Sulle incertezze didattiche mi permetto di osservare alla onorevole Ministra, prossimo dirigente scolastico, che, relativamente alla sua intervista su la Repubblica, sicuramente i giovani neo laureati hanno diritto di rispetto, ma mettere quanti da tre e più anni insegnano e reclamano attenzione sullo stesso piano non è un atto di giustizia sociale. Sicuramente la Ministra avrà letto Don Milani nella parte in cui reclama il rispetto delle diversità, come principio di giustizia sociale.

Perché allora, se servono oltre ottanta mila docenti da subito non si sono confermati i quasi settantamila che hanno garantito la conclusione drammatica dell’anno scolastico?. L’ansia del concorso pervade questo tempo, creando competizioni inutili e spesso anche ingiuste. La triste avventura dei dirigenti scolastici neo assunti nell’anno scolastico 2019/2020 ne è una testimonianza. Relegati a oltre centinaia di chilometri dai propri cari, in tempo di covid, lascia tanto amaro in bocca e reclama giustizia giuridica, alla luce del fatto che gli attuali neo assunti vedono assegnata la sede di prima scelta, trascurando la posizione della graduatoria nazionale.
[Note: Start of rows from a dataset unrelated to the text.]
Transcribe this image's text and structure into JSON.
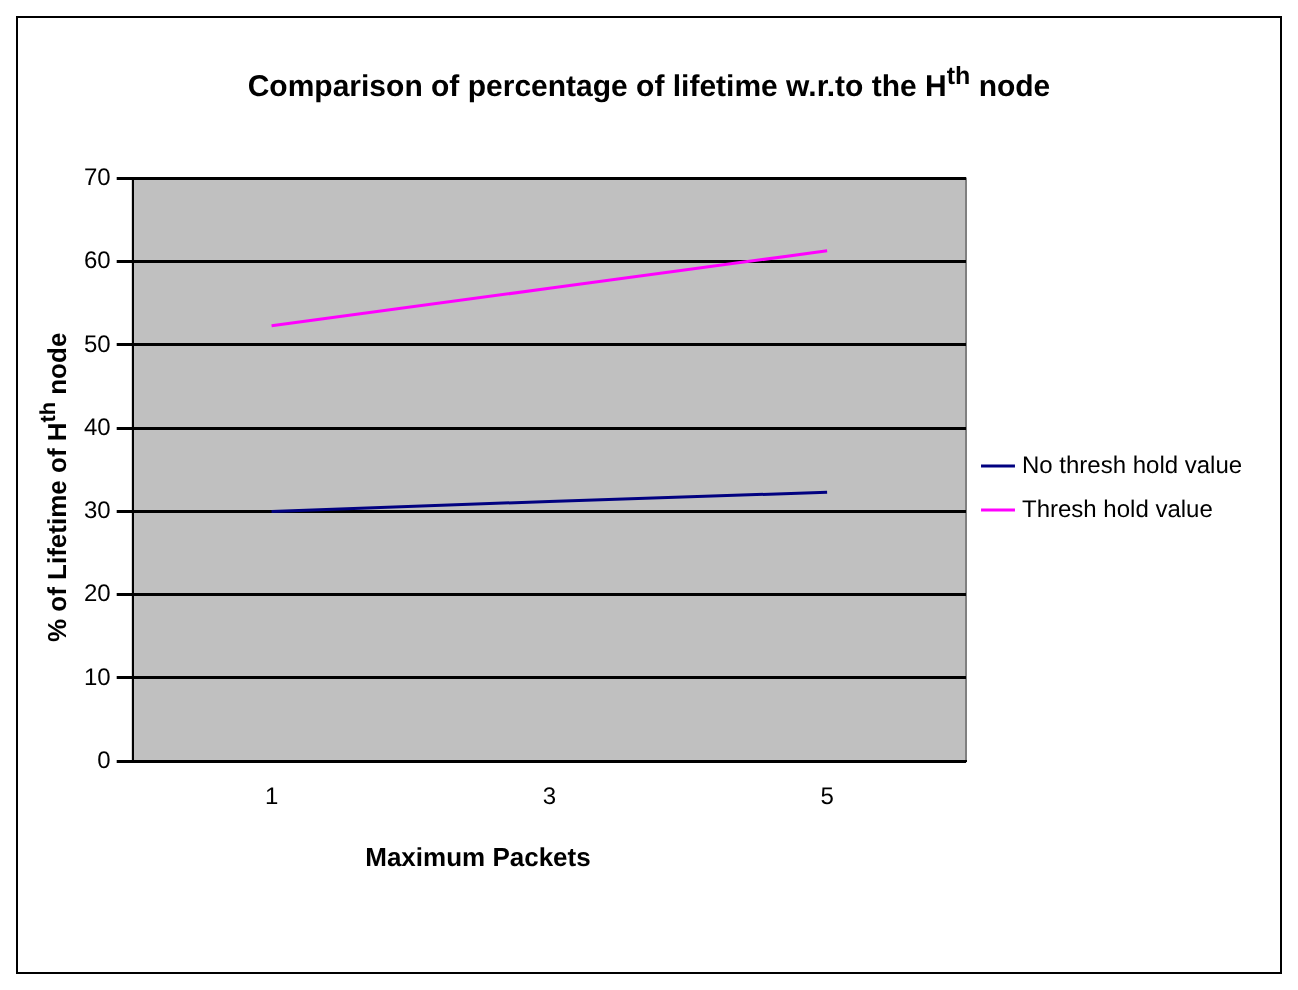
{
  "chart_data": {
    "type": "line",
    "title": "Comparison of percentage of lifetime w.r.to the H$^{th}$ node",
    "xlabel": "Maximum Packets",
    "ylabel": "% of Lifetime of H$^{th}$ node",
    "categories": [
      "1",
      "3",
      "5"
    ],
    "series": [
      {
        "name": "No thresh hold value",
        "color": "#000080",
        "values": [
          30,
          31.2,
          32.3
        ]
      },
      {
        "name": "Thresh hold value",
        "color": "#ff00ff",
        "values": [
          52.3,
          56.8,
          61.3
        ]
      }
    ],
    "ylim": [
      0,
      70
    ],
    "yticks": [
      0,
      10,
      20,
      30,
      40,
      50,
      60,
      70
    ],
    "grid": "y",
    "legend": "right",
    "marker": "none",
    "line_style": "solid"
  }
}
Per loro, cara Ministra, qual’ è la giustizia? Non farli rientrare? La prego non scomodi norme di natura Costituzionale come fa spesso, un po’ delicate per tutti, ma provi a trovare soluzioni normative semplici e lineari.
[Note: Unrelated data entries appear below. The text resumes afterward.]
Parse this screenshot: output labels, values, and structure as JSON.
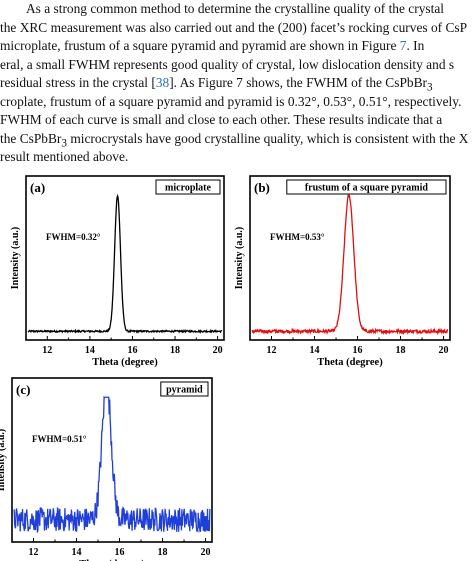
{
  "paragraph": {
    "lines": [
      {
        "pre": "As a strong common method to determine the crystalline quality of the crystal",
        "ref": "",
        "post": ""
      },
      {
        "pre": "the XRC measurement was also carried out and the (200) facet’s rocking curves of CsP",
        "ref": "",
        "post": ""
      },
      {
        "pre": "microplate, frustum of a square pyramid and pyramid are shown in Figure ",
        "ref": "7",
        "post": ".  In"
      },
      {
        "pre": "eral, a small FWHM represents good quality of crystal, low dislocation density and s",
        "ref": "",
        "post": ""
      },
      {
        "pre": "residual stress in the crystal [",
        "ref": "38",
        "post": "].  As Figure 7 shows, the FWHM of the CsPbBr"
      },
      {
        "pre": "croplate, frustum of a square pyramid and pyramid is 0.32°, 0.53°, 0.51°, respectively.",
        "ref": "",
        "post": ""
      },
      {
        "pre": "FWHM of each curve is small and close to each other.  These results indicate that a",
        "ref": "",
        "post": ""
      },
      {
        "pre": "the CsPbBr",
        "ref": "",
        "post": " microcrystals have good crystalline quality, which is consistent with the X"
      },
      {
        "pre": "result mentioned above.",
        "ref": "",
        "post": ""
      }
    ],
    "subscript": "3",
    "ref_figure": "7"
  },
  "chart_data": [
    {
      "type": "line",
      "panel": "(a)",
      "legend": "microplate",
      "annotation": "FWHM=0.32°",
      "xlabel": "Theta (degree)",
      "ylabel": "Intensity (a.u.)",
      "xlim": [
        11,
        20.3
      ],
      "xticks": [
        12,
        14,
        16,
        18,
        20
      ],
      "color": "#000000",
      "peak_center": 15.3,
      "fwhm": 0.32,
      "noise": 0.006,
      "baseline": 0.02
    },
    {
      "type": "line",
      "panel": "(b)",
      "legend": "frustum of a square pyramid",
      "annotation": "FWHM=0.53°",
      "xlabel": "Theta (degree)",
      "ylabel": "Intensity (a.u.)",
      "xlim": [
        11,
        20.3
      ],
      "xticks": [
        12,
        14,
        16,
        18,
        20
      ],
      "color": "#e01010",
      "peak_center": 15.6,
      "fwhm": 0.53,
      "noise": 0.012,
      "baseline": 0.02
    },
    {
      "type": "line",
      "panel": "(c)",
      "legend": "pyramid",
      "annotation": "FWHM=0.51°",
      "xlabel": "Theta (degree)",
      "ylabel": "Intensity (a.u.)",
      "xlim": [
        11,
        20.3
      ],
      "xticks": [
        12,
        14,
        16,
        18,
        20
      ],
      "color": "#1f3fd6",
      "peak_center": 15.4,
      "fwhm": 0.51,
      "noise": 0.09,
      "baseline": 0.12
    }
  ]
}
Sulla sicurezza ritengo infine che aver lasciato all’improvvisazione e alle ipotesi le cose da fare crea ansia e preoccupazione. Sono stati ovunque ridefiniti gli spazi? Sono state individuate in modo adeguato le vie di uscita e di entrata secondo i protocolli del comitato scientifico? Per gli arredi non era forse più funzionale far praticare “l’autonomia scolastica” delle istituzioni per rendere perfettamente operative le varie circostanze?. Mi fermo qui, anche se penso che si potrebbe scrivere una sorta di manuale delle cose non fatte.